【この間、ソフィーがこっちに来た。式場の下見だって。そのとき預かったものを送るよ】

 預かったもの? たしか、二週間くらい前に広報の人が『ソフィアさんと撮影があった』って話をしていたのに。
 そのあとになにか渡したいものができたのかな。

 でも、ソフィアさんが私に渡したいものなんて……なんだろう?

 織からのめずらしい手紙の理由に納得するも、ソフィアさんからの預かりものに首を傾げ、重ねられた便箋を確認する。

 私は最後の一枚を凝視した。

「えっ……」

 それはフランス行きのeチケットの控え。
 大きく目を見開いて見てみると、搭乗者の名前は私。

 再び手紙に戻ると、最後は【待ってる】と締めくくられていた。

 織の文字を見て、これは本当に航空券なのだとわかって脱力する。
 ベッドに腰を下ろし、茫然とeチケットの控えを目に映していた。

 こんなサプライズってない。

 だけど、織じゃなくソフィアさんからって……ああ、そうか。織も書いてた。結婚式をフランスでやるんだ。それで、わざわざ私を招待してくれたんだ。

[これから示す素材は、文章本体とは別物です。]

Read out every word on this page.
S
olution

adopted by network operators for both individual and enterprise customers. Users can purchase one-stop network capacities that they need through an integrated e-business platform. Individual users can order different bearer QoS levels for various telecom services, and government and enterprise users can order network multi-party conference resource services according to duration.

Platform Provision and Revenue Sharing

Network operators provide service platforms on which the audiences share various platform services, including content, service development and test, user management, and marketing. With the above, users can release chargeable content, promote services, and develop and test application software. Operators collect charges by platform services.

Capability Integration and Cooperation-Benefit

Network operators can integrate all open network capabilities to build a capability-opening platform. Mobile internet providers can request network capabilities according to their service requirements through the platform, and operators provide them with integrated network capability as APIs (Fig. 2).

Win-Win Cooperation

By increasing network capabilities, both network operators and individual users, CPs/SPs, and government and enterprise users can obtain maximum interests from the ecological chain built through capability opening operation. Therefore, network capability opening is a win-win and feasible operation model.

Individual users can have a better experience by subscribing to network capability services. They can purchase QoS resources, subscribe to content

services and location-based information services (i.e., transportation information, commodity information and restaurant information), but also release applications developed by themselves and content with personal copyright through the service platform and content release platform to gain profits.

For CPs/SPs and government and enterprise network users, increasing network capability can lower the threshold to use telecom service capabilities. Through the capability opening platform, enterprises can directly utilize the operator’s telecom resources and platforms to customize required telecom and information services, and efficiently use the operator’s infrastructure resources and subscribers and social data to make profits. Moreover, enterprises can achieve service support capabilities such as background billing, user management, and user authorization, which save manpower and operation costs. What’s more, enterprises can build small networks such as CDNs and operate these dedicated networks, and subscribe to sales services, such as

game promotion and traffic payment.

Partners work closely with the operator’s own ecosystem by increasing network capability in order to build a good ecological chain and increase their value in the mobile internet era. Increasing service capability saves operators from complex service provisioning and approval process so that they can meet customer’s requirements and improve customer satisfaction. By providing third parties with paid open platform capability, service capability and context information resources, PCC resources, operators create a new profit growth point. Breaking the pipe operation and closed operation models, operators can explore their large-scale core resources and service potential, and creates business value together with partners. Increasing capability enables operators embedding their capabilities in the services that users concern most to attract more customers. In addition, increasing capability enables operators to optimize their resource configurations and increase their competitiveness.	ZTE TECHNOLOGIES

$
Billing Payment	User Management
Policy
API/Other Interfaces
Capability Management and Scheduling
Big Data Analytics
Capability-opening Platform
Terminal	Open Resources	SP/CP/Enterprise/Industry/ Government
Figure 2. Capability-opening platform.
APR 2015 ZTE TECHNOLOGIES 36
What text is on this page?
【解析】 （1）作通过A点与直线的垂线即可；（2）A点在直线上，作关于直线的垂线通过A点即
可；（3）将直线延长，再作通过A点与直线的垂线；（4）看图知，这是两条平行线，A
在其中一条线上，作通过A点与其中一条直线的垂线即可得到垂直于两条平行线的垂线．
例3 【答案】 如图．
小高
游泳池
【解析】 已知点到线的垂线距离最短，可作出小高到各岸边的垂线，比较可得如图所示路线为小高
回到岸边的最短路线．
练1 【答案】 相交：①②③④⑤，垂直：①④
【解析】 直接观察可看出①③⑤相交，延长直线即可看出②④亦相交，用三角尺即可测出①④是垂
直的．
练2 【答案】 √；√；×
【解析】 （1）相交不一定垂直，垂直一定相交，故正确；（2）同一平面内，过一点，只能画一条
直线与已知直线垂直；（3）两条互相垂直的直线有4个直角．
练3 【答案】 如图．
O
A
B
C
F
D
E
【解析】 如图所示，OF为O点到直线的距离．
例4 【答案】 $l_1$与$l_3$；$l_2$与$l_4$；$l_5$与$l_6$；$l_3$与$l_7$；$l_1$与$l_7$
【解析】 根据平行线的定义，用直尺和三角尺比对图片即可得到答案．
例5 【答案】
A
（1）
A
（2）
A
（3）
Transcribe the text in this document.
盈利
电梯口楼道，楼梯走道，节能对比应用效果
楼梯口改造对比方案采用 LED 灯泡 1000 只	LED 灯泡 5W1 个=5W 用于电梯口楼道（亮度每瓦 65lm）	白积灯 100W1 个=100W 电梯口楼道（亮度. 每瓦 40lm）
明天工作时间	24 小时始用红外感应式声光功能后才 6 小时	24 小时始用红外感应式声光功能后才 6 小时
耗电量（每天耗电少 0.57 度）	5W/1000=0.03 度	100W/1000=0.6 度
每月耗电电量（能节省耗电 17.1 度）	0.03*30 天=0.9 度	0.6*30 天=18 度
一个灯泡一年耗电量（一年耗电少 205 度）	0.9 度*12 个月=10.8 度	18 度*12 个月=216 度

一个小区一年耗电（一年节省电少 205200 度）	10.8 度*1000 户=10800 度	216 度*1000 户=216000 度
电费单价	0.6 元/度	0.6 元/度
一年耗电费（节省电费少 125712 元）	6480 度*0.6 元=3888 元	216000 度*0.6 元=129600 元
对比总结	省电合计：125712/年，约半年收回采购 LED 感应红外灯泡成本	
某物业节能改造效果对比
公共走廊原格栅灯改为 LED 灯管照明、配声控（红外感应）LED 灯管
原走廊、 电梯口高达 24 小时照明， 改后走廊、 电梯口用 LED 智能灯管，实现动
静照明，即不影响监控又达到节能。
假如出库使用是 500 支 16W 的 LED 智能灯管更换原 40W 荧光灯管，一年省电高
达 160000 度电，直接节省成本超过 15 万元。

 搭乗日の日付を見たら来月中旬。確か人伝いにソフィアさんの式は一月って聞いた気もする。

 ゆっくりと身体を倒し、仰向けになった。両腕を天井に伸ばし、織の手紙をまじまじと眺める。
 そっと、織の書き綴った字を撫でた。次の瞬間。

「わあっ」

 スマホの着信音に驚いて声を上げてしまった。バクバク騒ぐ胸を手で押さえ、スマホの元へ移動する。見ると、相手は織だった。